The information in Haz-Map comes from textbooks, journal articles, the Documentation of the Threshold Limit Values (published by ACGIH), and electronic databases such as NLM's ChemIDplus. The author of Haz-Map is Jay A. Brown, MD, MPH, Board Certified in Occupational Medicine.
What Were the Precursors of Haz-Map?
Figure 2. Five occupational medicine textbooks that mapped the knowledge domain before Haz-Map.
The early development of the content relied on textbooks of occupational medicine (LaDou, Rom, Rosenstock, Sullivan & Krieger, and Zenz). The textbooks were precursors of Haz-Map, which is like an electronic book. Another important precursor was the NIOSH Sentinel Health Events (Occupational). SHE(O)s first published by Rutstein et al. in 1983 and updated by Mullan and Murthy in 1991. Sixty-four occupational diseases were linked to causal agents and associated industries. See Haz-Map Diseases by Category for the original SHE(O) diseases and the ones now in Haz-Map.
Figure 3. Five of the important scientific publications used to build Haz-Map.
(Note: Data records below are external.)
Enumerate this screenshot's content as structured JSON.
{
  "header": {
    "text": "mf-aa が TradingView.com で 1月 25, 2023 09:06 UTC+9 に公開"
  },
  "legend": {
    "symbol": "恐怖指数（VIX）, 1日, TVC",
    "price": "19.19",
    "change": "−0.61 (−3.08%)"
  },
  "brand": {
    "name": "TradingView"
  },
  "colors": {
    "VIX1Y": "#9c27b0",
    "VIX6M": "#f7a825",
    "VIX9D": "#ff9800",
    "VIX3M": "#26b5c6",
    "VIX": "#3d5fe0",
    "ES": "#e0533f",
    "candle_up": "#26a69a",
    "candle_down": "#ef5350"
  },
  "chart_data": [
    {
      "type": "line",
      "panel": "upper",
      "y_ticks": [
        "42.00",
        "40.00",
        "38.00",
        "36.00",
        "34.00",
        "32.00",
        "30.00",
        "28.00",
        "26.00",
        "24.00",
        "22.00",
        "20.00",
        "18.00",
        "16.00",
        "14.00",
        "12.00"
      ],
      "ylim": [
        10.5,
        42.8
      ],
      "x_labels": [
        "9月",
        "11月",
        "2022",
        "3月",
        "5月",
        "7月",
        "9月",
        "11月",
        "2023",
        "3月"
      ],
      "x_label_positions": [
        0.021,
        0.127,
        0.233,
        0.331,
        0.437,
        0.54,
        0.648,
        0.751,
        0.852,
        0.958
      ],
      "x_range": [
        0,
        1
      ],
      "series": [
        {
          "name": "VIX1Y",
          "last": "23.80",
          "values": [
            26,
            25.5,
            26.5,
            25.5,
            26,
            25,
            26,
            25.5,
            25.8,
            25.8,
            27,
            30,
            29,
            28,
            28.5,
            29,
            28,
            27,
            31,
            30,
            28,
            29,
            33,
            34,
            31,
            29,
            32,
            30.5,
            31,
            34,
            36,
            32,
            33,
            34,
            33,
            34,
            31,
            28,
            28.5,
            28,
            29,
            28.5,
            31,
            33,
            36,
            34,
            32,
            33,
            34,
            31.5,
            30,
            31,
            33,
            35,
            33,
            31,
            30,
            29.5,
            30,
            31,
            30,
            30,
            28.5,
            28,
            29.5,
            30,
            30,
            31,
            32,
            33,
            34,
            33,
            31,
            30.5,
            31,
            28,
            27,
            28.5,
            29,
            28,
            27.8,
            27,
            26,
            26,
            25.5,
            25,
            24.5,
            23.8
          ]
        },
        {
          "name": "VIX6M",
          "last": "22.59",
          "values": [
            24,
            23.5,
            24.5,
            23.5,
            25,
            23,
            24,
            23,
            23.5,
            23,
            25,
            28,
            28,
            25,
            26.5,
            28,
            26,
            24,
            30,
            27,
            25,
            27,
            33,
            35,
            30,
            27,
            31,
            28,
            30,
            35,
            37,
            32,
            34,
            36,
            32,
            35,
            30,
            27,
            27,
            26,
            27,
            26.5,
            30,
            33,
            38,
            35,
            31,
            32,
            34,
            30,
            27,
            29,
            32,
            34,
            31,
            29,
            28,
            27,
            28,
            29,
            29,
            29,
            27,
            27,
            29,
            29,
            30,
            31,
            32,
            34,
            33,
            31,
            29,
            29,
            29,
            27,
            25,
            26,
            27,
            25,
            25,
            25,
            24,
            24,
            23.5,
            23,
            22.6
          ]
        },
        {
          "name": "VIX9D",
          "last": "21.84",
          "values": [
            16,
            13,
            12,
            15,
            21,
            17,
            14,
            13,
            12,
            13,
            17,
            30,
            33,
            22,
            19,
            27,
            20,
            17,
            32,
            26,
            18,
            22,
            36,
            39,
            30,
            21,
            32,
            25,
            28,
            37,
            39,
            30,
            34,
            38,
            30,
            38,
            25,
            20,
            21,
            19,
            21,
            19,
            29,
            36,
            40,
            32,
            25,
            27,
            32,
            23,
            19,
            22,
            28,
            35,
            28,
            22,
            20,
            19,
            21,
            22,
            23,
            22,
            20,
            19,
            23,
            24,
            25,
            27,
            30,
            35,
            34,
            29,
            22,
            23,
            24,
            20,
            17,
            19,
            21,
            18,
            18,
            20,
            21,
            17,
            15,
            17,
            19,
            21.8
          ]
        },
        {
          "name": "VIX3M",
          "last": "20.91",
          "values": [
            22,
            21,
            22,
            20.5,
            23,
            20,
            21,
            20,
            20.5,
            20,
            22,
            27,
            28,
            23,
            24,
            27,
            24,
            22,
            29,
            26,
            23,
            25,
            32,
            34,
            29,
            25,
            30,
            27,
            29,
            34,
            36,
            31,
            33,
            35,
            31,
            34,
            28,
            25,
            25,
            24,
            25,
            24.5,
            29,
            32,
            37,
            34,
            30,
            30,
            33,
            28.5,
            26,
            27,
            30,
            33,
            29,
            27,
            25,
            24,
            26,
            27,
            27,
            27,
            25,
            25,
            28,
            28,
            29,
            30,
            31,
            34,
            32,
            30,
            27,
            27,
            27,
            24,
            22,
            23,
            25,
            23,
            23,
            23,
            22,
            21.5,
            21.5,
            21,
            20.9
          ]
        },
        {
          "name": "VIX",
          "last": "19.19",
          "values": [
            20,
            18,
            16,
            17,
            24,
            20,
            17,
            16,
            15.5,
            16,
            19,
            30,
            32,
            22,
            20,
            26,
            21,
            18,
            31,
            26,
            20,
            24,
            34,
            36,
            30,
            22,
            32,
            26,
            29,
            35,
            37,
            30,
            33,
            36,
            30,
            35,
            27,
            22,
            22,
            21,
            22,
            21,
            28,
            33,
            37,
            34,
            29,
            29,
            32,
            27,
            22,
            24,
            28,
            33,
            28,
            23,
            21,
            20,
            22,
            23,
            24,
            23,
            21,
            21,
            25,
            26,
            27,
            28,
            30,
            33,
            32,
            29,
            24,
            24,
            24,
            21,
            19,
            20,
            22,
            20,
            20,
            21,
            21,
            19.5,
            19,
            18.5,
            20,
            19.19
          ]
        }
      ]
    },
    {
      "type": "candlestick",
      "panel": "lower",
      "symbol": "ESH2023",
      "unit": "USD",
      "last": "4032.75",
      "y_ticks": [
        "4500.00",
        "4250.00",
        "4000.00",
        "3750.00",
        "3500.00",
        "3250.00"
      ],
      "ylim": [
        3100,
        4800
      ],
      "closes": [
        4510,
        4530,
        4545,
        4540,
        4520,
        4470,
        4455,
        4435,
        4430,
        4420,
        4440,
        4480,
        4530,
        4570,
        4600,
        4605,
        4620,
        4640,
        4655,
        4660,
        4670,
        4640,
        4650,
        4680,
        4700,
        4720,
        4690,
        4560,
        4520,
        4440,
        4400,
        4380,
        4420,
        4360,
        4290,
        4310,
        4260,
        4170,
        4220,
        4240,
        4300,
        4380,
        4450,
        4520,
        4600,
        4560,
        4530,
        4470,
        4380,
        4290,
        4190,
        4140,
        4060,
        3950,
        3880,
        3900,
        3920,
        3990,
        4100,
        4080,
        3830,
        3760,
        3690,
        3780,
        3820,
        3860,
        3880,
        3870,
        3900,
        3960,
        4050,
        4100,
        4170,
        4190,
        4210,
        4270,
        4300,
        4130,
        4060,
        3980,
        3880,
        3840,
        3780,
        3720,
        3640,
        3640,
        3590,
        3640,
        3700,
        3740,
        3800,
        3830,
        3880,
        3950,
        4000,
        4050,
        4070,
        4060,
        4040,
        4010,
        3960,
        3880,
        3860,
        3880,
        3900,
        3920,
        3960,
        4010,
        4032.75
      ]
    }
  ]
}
Observing and recording information about natural phenomena is part of the scientific method.
All of the health-related content in Haz-Map comes from peer-reviewed sources, and the methods used to extract the information were published in a peer-reviewed journal.
"It is emphasized that not all epidemiological studies are equally informative or of equal quality. Some have low statistical power and provide little information on risks; others are so susceptible to potential or actual biases that findings have little or no validity. It is important to consider methodological issues when interpreting the evidence from different studies, and it is the consistency of findings in different studies conducted by different investigators in different parts of the world that is most informative." [John Boice. "Ionizing Radiation" in Cancer Epidemiology and Prevention.]
Figure 4. ACGIH and IARC are the two major sources for updating.
The main sources for updating existing chemicals are ACGIH and IARC. ACGIH publishes every year Documentation of the Threshold Limit Values, Supplement to the 7th Edition, and changes in these documents are added to the database.